NEWLabel Studio 1.20.0 Now Available: Spectrograms, Time Series Sync, and more!
Tutorials

Installing Label Studio + Overview of Basic Features

This beginner friendly webinar, led by Heartex's Senior Frontend Engineer Nick Skriabin & moderated by Heartex's Head of Open Source Community Michael Ludden, will teach viewers how to install and get started with LabelStudio version 1.0.1. It will also answer some common questions and walk viewers through various key features of the product.

Transcript

Welcome to the first session in our bi-weekly Label Studio webinar series. These sessions will range from beginner topics, like today’s, to more advanced use cases in future episodes. I'm Michael Ludden, Head of Community at Heartex, joined by Nick Skrebnev, Senior Front-End Engineer and one of the core developers behind Label Studio.

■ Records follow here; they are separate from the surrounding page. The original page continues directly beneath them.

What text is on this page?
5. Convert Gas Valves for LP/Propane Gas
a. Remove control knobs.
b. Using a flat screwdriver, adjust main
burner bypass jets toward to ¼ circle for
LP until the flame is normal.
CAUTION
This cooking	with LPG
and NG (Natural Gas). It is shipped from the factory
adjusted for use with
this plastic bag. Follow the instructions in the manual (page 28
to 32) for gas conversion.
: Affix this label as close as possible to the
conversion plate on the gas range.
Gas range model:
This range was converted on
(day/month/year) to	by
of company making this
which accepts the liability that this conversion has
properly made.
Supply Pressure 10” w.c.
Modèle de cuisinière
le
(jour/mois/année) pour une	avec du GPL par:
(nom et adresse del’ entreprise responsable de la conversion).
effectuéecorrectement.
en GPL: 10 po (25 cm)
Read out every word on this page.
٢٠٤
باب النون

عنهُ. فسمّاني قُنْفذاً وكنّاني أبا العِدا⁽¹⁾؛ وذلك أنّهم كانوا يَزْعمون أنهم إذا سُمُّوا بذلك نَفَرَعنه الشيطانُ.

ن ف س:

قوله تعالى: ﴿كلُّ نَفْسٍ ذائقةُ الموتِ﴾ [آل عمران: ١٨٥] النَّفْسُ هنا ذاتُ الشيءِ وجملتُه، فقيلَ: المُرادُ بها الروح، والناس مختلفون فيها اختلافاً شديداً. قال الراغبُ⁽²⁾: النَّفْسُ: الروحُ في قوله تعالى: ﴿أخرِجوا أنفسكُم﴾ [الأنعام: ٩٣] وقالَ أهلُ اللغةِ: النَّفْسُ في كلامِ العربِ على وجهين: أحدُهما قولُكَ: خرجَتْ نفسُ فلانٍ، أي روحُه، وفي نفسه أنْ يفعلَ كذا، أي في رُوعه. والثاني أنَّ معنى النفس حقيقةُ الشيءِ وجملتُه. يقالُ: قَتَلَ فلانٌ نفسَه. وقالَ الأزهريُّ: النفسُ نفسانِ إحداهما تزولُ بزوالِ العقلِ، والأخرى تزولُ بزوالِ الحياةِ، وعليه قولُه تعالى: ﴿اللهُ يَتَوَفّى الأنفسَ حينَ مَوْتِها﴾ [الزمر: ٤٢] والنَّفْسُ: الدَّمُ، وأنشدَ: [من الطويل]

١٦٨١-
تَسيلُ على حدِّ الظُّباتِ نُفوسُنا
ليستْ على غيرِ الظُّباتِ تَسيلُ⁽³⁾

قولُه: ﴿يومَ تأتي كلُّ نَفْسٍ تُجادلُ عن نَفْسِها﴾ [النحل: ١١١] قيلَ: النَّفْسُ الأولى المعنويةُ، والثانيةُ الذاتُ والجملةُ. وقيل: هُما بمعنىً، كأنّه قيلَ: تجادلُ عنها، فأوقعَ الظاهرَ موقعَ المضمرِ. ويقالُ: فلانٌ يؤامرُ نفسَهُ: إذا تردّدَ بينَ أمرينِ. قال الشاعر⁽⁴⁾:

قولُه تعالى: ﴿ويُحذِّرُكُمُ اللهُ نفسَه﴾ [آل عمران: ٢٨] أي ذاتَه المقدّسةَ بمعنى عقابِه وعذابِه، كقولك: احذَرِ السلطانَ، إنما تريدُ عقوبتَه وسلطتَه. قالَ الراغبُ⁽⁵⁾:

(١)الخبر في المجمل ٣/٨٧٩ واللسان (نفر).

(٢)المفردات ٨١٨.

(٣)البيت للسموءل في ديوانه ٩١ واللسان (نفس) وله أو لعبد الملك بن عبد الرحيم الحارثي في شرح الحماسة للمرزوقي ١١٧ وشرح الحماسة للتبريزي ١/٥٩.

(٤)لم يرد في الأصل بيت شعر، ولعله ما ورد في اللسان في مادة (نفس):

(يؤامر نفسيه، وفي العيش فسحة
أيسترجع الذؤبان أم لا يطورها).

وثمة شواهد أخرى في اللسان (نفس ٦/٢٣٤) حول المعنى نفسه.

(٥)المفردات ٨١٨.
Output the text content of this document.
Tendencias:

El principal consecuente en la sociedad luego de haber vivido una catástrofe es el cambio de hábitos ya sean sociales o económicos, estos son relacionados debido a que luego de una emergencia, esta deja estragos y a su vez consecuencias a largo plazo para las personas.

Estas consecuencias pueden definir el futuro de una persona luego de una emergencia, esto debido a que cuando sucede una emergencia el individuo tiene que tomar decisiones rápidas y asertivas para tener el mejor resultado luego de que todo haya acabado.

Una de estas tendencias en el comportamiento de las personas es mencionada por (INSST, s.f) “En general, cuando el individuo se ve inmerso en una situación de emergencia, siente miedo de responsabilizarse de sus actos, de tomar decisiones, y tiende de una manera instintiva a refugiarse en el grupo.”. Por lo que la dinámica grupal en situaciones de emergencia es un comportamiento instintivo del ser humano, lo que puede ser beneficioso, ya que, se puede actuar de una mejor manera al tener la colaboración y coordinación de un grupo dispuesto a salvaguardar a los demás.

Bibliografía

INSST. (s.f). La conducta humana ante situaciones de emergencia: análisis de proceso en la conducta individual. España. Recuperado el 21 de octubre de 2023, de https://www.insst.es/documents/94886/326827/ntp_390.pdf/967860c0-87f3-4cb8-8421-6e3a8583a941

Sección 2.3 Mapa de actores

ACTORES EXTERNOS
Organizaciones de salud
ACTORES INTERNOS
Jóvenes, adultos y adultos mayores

Today, we’ll give a beginner-friendly walkthrough of Label Studio: what it is, how to install it, core features, and common use cases. Nick will lead the demo. If you have questions, join our Label Studio Slack community and post in the #webinars channel. Some pre-submitted questions are already queued up, and we’ll answer as many as we can at the end.

Here’s the agenda: an overview of Label Studio, installation options (local and remote), feature walkthrough, common use cases, and Q&A.

Label Studio is an open source data labeling platform that helps you prepare raw data for machine learning. It supports many data types including image segmentation, NLP, audio, PDFs, and time series. It also offers robust integration capabilities—connect it to your ML backend, cloud storage, or invite team members to collaborate.

Installation is simple. Head to labelstud.io for pip or Docker instructions. In this session, Nick walks through Docker setup. After installing Docker, you paste the Docker run command, and Label Studio initializes with a local instance at http://localhost:8080.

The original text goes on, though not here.